Isyraf termasuk perilaku tercela, yang mendatangkan kerugian bagi diri pribadi dan kehidupan masyarakat. Isyraf juga dapat terjadi pada perbuiatan yg dihalalkan Allah swt, sebagaiman disebutkan al-Quran : “...makanlah dari buahnya (yang bermacam-macam itu) bila dia berbuah, dan tunaikanlah haknya di hari memetik hasilnya (dengan disedekahkan kepada fakir miskin); dan janganlah kamu berlebih-lebihan. Sesungguhnya Allah tidak menyukai orang yang berlebih-lebihan.” (Q.S. al-An’am : 141)

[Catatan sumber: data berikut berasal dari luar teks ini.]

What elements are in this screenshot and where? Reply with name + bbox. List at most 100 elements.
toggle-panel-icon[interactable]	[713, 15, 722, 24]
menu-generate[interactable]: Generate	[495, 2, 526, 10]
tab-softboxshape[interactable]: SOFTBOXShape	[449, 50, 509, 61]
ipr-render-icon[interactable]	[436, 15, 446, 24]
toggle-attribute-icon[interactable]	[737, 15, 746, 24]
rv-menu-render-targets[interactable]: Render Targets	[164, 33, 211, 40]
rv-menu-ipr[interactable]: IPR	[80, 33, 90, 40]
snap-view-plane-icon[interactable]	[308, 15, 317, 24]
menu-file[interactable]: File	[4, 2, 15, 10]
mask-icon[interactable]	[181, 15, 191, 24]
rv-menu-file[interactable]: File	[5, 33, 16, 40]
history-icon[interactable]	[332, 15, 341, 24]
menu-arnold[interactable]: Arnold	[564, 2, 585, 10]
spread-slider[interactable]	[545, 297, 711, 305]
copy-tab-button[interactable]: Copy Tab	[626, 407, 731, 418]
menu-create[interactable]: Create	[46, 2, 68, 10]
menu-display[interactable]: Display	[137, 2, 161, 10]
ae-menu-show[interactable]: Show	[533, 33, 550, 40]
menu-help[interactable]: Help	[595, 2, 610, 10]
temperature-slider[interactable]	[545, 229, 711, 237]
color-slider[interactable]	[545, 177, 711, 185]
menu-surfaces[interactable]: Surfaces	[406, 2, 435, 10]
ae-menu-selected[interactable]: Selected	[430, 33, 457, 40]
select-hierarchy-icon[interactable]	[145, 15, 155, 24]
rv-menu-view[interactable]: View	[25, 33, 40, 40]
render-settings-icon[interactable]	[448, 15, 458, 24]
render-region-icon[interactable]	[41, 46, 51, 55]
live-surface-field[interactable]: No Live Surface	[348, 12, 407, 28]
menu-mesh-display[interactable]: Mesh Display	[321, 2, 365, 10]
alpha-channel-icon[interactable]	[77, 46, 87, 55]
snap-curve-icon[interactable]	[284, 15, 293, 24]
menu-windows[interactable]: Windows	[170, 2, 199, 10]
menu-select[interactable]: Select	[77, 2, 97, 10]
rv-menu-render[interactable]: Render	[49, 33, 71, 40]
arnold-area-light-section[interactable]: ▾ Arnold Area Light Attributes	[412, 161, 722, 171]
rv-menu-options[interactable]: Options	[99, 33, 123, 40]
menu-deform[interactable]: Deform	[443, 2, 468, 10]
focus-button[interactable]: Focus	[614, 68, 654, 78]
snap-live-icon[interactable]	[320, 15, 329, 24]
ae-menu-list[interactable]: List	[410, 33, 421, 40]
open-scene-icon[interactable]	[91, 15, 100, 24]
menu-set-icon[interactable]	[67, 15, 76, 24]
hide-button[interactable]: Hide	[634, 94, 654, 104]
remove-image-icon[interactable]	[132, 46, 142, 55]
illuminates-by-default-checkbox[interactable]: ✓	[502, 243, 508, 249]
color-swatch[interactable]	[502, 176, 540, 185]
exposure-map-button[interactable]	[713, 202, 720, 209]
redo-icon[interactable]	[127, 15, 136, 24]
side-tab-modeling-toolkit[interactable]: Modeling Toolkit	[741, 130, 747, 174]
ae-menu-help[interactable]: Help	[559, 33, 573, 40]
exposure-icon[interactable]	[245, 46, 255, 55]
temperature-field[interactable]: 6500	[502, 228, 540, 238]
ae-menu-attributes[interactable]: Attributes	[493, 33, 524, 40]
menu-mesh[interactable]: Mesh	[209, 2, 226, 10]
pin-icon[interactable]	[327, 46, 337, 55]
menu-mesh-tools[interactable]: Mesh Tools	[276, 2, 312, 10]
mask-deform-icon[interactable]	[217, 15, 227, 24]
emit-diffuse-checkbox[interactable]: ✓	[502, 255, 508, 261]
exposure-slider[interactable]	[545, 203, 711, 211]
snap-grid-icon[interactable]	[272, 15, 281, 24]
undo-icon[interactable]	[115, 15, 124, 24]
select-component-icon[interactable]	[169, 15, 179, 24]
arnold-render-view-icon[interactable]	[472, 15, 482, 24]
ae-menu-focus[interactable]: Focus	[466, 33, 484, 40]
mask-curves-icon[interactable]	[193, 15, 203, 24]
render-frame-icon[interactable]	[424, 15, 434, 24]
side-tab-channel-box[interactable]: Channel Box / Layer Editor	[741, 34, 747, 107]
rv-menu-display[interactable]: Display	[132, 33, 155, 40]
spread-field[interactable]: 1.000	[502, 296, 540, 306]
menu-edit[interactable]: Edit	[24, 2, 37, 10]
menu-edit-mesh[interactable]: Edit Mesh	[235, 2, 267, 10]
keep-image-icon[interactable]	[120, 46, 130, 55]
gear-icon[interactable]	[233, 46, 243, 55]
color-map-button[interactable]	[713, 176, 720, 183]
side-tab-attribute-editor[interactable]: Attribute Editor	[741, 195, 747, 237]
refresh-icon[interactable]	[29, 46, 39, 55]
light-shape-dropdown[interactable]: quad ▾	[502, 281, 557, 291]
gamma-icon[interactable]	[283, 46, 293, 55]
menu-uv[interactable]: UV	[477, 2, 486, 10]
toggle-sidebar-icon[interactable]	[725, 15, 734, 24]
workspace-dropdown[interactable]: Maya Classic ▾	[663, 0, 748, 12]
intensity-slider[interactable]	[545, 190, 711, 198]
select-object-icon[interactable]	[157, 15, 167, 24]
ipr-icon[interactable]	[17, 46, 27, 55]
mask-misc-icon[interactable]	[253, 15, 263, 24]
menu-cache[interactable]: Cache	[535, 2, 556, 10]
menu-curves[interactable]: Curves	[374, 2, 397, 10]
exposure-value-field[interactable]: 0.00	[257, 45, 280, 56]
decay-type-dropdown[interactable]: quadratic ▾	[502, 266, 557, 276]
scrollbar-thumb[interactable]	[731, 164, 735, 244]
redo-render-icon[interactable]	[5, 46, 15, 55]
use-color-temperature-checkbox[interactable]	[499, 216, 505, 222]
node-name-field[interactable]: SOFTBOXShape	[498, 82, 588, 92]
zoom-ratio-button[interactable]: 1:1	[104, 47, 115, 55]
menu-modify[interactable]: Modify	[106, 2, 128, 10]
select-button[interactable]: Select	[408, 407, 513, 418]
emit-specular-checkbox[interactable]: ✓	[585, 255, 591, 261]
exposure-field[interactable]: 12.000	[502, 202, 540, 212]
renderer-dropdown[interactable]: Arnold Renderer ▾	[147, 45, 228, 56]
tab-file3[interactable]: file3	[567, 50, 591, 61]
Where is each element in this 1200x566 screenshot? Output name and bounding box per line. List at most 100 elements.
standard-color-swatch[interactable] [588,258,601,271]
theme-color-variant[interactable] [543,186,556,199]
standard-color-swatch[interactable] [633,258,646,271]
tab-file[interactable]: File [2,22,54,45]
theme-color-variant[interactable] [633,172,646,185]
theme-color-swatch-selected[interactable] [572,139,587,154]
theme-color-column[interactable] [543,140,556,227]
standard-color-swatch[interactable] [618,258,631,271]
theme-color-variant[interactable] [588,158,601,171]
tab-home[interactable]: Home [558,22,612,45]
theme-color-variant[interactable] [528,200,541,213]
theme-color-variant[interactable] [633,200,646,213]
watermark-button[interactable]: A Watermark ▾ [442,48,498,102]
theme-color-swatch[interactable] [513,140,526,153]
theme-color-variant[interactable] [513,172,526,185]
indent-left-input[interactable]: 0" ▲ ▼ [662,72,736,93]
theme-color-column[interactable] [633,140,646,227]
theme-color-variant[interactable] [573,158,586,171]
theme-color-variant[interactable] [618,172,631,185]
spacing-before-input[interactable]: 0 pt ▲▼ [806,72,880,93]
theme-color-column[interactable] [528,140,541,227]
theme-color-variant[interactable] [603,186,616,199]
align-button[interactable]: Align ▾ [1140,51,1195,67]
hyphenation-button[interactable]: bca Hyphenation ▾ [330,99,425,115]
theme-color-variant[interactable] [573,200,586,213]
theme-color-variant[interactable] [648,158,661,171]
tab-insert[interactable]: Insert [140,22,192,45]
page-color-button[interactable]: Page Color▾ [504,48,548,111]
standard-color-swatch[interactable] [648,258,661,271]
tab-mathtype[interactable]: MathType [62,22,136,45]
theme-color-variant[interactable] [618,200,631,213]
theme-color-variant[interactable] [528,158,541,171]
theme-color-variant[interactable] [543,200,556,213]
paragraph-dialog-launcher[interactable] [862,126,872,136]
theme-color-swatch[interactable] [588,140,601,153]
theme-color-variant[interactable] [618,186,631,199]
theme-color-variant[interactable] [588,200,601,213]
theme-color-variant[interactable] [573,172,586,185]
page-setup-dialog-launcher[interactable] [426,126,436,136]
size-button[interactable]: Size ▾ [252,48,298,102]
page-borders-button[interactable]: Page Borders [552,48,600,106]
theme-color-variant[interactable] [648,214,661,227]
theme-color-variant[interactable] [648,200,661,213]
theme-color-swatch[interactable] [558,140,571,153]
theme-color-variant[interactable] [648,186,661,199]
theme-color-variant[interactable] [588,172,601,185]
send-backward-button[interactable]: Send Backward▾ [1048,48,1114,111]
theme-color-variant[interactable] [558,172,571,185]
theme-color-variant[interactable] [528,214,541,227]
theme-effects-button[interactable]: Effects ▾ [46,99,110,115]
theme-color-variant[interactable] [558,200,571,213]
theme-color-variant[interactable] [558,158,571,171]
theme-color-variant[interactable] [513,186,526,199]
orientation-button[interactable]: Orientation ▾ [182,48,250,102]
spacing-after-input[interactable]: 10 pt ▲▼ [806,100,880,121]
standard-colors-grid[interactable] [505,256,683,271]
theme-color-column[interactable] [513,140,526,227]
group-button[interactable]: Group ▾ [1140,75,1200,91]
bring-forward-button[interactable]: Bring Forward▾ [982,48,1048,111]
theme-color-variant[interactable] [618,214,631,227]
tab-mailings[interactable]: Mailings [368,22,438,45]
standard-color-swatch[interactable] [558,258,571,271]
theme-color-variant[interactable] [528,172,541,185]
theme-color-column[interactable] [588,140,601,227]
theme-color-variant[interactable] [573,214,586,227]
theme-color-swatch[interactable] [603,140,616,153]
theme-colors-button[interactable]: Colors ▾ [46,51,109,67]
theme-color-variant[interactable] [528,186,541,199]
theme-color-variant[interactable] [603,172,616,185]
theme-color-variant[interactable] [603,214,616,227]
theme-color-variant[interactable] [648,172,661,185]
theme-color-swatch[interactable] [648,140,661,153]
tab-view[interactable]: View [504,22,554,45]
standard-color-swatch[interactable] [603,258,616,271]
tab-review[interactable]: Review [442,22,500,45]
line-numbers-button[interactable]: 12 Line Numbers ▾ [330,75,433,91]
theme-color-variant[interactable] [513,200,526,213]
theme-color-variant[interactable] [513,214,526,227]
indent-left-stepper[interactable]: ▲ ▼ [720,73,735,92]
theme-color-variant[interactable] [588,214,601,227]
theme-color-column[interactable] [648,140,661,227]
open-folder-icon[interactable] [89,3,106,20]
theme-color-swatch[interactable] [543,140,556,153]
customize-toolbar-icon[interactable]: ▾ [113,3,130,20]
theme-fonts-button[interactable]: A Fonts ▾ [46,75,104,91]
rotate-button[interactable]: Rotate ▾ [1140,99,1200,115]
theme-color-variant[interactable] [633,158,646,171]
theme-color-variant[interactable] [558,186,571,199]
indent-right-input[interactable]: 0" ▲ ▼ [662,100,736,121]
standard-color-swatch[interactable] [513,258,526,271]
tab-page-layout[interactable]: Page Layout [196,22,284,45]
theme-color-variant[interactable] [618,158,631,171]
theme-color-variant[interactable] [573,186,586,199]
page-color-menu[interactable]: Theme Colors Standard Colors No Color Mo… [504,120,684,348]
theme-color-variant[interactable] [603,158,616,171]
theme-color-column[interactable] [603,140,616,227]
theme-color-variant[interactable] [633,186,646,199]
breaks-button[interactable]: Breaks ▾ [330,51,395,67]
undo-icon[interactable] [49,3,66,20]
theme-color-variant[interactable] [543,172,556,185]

Seseorang bertanya kepada Imam Ja’far Shadiq tentang membelanjakan harta di jalan yang halal, apakah bisa dihinggapi sifat berlebih-lebihan? Imam Ja’far Shadiq menjawab, ‘Ya, hal itu bisa menimbulkan berlebih-lebihan. Orang yang memberi zakat dan menyedekahkan harta bendanya secara berlebihan, dan tidak menyisakan sesuatu pun untuk dirinya sendiri, berarti telah berlebih-lebihan dalam membelanjakan harta di jalan yang halal.’

Perbuatan yang berlebihan (isyraf) dapat terjadi dalam berbagai bentuk. Misalnya, Isyraf dapat terjadi pada kebutuhan-kebutuhan sehari-hari yang primer seperti saat makan, minum, atau berpakaian : “Hai anak Adam, pakailah pakaianmu yang indah di setiap (memasuki) mesjid, makan dan minumlah, dan janganlah berlebih-lebihan. Sesungguhnya Allah tidak menyukai orang-orang yang berlebih-lebihan.” (Q.S. Al-A’raf : 31)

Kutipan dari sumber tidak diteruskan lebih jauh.